Gross pathology of whole lungs of BALB/c mice infected with wt Mtb H37Rv (ML617), ΔmmpS4/S5 (ML618), and ΔmmpS4/S5 complemented with both mmpS4 and mmpS5 (ML624).

Figure 9. Effect of mmpS4 and mmpS5 on the survival of mice infected with M. tuberculosis.

Survival of mice infected with wt Mtb H37Rv (ML617), ΔmmpS4/S5 (ML618), ΔmmpS4/S5 singly complemented with mmpS5 (ML619), ΔmmpS4/S5 singly complemented with mmpS4 (ML620), or ΔmmpS4/S5 fully complemented with mmpS4 and mmpS5 (ML624). Thirteen mice were infected with each strain. Mice were euthanized at day 169.

Figure 10. Model of siderophore–mediated iron uptake by M. tuberculosis.

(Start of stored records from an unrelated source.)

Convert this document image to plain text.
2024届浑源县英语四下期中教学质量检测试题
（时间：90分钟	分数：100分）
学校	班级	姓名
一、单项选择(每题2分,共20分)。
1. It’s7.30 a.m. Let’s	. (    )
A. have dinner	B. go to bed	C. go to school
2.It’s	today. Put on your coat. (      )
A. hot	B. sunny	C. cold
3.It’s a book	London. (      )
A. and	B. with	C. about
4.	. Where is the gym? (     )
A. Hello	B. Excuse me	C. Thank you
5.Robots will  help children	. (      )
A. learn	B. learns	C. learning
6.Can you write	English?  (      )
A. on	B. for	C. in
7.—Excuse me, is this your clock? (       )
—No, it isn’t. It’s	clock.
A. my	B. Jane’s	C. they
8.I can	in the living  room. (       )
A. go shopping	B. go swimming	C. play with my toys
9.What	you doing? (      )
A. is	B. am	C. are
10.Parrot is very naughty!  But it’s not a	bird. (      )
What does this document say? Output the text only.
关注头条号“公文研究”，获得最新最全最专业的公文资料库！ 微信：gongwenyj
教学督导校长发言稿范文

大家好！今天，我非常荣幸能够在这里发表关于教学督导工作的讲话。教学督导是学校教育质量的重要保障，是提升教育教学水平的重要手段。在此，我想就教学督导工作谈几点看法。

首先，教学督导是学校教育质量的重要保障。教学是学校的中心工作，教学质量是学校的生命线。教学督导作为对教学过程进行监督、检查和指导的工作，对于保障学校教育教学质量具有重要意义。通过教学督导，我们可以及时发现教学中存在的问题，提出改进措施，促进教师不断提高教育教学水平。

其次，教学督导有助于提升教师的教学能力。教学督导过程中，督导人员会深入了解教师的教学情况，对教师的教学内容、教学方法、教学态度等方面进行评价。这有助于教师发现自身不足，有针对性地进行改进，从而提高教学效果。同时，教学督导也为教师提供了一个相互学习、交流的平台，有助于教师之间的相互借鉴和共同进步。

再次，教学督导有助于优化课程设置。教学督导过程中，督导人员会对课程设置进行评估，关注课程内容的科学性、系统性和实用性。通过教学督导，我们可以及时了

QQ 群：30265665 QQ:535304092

Siderophores are synthesized by cytoplasmic synthases that function as a complex. Synthesis and transport of siderophores is likely coupled and dependent on the activity of the RND transporters, MmpL4 and MmpL5. Siderophore export requires that the membrane-associated proteins MmpS4 and MmpS5 function together with their cognate MmpL proteins. MmpS4 and MmpS5 are anchored to the inner membrane and may function as periplasmic adaptor proteins. Export of siderophores across the OM would require a yet undiscovered OMP. Once secreted, siderophores bind iron and would require an OMP siderophore receptor for transport across the OM. Once in the periplasmic space IrtAB imports ferric-siderophores across the inner membrane where iron is released from the siderophore and becomes available for the cell.